In fact, what you want is one centralized brain to manage data decisions and understand the next best experience for the customer. CDPs can act as that centralized brain—they provide information not just across different channels on the platform, but also to different teams across an organization. “The CDP is a perfect balance of getting a strong view of your customer and making sure all that data is actionable in real time,” says Fleisch. By “real time,” Fleisch is referring to latencies of milliseconds, instead of hours or days.
This real-time intelligence helps brands build strong relationships with customers by meeting them where they are, with exactly what they want and need. According to the 2022 Adobe Trust Report, 72% of consumers say their trust for a brand increases when content is relevant and delivered at the right time and place.
The level of personalization customers demand can only happen with real-time action on customer data. For example, everybody likes offers that save them money, so sending customers a coupon for services or products is a good enticement—but only if it is a coupon they’ll use. A generic coupon or, worse, one sent to a customer that doesn’t fit the target demographic, may decrease trust in a brand.
Real-time data personalization for customers
CDPs are applicable across industries and regions. For a sizeable company with more complex deployments, Fleisch notes, CDPs may be used to provide greater customization and sophistication around how data is handled and governed across an enterprise.
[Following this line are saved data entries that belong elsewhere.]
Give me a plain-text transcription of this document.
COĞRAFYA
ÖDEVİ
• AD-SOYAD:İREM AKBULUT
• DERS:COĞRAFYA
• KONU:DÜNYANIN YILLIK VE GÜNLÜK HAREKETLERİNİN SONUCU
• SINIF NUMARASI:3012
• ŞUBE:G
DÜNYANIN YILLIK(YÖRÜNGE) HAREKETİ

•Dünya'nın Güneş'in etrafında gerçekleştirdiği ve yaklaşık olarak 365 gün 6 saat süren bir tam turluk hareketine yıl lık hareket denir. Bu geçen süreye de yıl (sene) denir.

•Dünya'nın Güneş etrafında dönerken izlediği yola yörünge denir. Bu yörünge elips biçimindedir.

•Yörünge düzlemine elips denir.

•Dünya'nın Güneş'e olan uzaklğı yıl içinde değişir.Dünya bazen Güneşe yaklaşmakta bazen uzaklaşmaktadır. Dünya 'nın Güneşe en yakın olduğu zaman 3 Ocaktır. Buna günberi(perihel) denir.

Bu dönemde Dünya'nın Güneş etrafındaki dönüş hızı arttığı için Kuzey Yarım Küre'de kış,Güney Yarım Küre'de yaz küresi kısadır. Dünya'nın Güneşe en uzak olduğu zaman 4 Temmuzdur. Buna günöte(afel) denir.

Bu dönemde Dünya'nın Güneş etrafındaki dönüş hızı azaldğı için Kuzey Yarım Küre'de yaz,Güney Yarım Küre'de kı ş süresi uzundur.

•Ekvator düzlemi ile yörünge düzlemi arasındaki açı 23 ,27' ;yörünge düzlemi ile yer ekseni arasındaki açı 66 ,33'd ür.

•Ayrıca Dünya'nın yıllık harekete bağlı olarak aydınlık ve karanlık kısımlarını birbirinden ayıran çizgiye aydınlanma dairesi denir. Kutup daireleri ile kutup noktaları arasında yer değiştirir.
For smaller companies, use of CDPs may be more marketing focused, led by a team that is keen to deliver consistent experiences, from customer acquisition through retention and loyalty.
For example, London-based TSB Bank determined it needed to unify its customers’ banking experiences across channels, especially with more of its customers going digital. Other objectives were to provide customers with the most relevant content in real time, establish stronger consistency between online and in-branch transactions, and to move away from third-party cookies and toward consent-driven first-party data.
According to Mike Gamble, director of analysis and design for TSB, “We needed a complete picture of every person who banks with us, from their history to their needs to how they move through the customer journey, and that meant centralizing our data on a single platform.” TSB customers who browsed new homes online, for example, might receive information about TSB’s mortgages. Just one year after implementing a CDP, the bank saw a 400% boost in loan applications.
As a first step toward exploring a CDP, Fleisch suggests confirming the need and use case(s) for your organization. Next, ensure you understand the long-term needs of your business, and keep that vision top of mind. “Think long term about how a customer data platform can truly unify data, connect teams, and find value in all of that customer-provided data without running into dead ends down the road,” says Fleisch.